President Trump campaigned on shaking up the status quo. His first 100 days have delivered Wall Street a shake-up and then some.
Stocks have been on a wild ride since Trump’s inauguration. The S&P 500 endured one of its worst sell-offs in decades earlier this month after Trump unveiled his “Liberation Day” tariffs on April 2. A week later, when Trump announced a 90-day pause on most of those duties, stocks staged their biggest rally since 2008.
The Cboe Volatility Index (VIX), otherwise known as “the fear index,” closed at its highest level since March 2020 the day before the “Liberation Day” tariffs went into effect. The index has come down from its recent highs, but as of Tuesday sat nearly 10 points—or about 50%—above where it was when Trump took office.

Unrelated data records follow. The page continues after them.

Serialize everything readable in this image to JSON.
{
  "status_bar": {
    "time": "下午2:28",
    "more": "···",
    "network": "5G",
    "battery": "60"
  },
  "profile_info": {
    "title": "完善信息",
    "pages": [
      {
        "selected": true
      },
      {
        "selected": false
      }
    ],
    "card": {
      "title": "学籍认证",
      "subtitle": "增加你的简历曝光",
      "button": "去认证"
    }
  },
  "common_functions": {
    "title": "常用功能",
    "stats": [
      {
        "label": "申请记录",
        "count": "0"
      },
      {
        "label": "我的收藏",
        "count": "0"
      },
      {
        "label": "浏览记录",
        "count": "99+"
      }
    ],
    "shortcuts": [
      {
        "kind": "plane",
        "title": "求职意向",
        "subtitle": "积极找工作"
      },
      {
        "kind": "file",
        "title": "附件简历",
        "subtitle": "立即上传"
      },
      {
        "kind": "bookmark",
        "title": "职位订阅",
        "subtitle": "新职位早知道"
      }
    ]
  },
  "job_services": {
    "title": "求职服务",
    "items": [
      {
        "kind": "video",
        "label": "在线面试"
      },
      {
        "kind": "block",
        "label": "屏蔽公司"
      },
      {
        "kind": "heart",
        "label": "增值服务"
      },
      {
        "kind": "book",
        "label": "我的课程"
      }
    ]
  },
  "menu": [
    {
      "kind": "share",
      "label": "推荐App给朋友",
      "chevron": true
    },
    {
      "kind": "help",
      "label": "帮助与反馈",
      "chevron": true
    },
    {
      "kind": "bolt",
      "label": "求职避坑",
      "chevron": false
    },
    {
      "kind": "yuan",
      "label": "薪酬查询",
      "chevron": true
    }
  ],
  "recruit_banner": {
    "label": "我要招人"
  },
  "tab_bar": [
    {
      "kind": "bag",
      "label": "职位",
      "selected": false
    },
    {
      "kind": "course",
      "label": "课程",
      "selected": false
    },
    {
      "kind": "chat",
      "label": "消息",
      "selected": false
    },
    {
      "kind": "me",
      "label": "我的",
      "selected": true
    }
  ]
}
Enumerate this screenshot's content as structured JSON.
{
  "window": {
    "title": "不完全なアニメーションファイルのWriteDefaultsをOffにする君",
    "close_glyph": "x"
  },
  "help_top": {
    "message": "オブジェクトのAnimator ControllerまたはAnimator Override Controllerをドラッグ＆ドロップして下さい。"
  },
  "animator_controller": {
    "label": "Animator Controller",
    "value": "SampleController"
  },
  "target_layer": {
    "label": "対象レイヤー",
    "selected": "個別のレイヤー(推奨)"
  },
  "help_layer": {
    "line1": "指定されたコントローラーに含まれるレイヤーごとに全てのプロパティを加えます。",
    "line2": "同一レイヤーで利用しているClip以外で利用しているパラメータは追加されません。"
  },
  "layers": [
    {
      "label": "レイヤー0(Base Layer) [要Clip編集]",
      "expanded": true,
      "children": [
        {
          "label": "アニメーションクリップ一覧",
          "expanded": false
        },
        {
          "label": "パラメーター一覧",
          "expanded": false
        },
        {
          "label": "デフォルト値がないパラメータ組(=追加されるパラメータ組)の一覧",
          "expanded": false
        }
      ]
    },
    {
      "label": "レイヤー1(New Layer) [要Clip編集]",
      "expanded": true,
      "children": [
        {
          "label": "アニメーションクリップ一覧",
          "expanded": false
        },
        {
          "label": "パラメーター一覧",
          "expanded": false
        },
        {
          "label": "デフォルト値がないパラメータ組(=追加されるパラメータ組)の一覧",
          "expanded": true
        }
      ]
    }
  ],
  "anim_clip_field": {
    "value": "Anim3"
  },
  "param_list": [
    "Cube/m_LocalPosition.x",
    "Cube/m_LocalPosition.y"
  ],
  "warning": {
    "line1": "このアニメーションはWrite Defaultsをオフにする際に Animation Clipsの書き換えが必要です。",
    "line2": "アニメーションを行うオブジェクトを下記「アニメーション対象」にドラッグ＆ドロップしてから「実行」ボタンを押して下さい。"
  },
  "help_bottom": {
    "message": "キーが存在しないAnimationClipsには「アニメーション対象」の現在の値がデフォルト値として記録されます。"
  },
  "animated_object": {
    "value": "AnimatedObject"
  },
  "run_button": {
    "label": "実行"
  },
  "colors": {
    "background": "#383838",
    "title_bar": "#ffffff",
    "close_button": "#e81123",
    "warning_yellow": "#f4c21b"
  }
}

Stocks, which are riding a six-day winning streak, have regained nearly all of their “Liberation Day” losses. Though, with tariffs on China still 145% higher than at the start of the year and no major trade deals announced since the tariffs were paused, uncertainty remains high on Wall Street.
Bonds and the Dollar Haven't Fared Much Better
Trump’s tariffs have also rattled bond and currency markets. Treasury yields slid throughout the first months of Trump’s second term as investors got their first taste of the president’s unpredictable, ever-shifting trade policy. Economists warned tariffs would deal a blow to economic growth and raise prices; uncertainty about the tariffs and their fallout spurred a sharp drop in consumer and business confidence.
The 10-year Treasury yield slumped to a 6-month low around the time of “Liberation Day” as stock market chaos drove investors into the relative safety of bonds. Then something unexpected happened: yields surged as bonds sold off despite no discernible change in the tariff or economic outlooks.
At the same time, the U.S. dollar, which one would expect to rise with Treasury yields, slumped. The simultaneous sell-off of Treasury debt and U.S. dollars—two long-time safe havens for global investors—prompted some experts to wonder whether the world was responding to Trump’s tariffs by shunning U.S.-based assets, a phenomenon analysts dubbed the “Sell America” trade.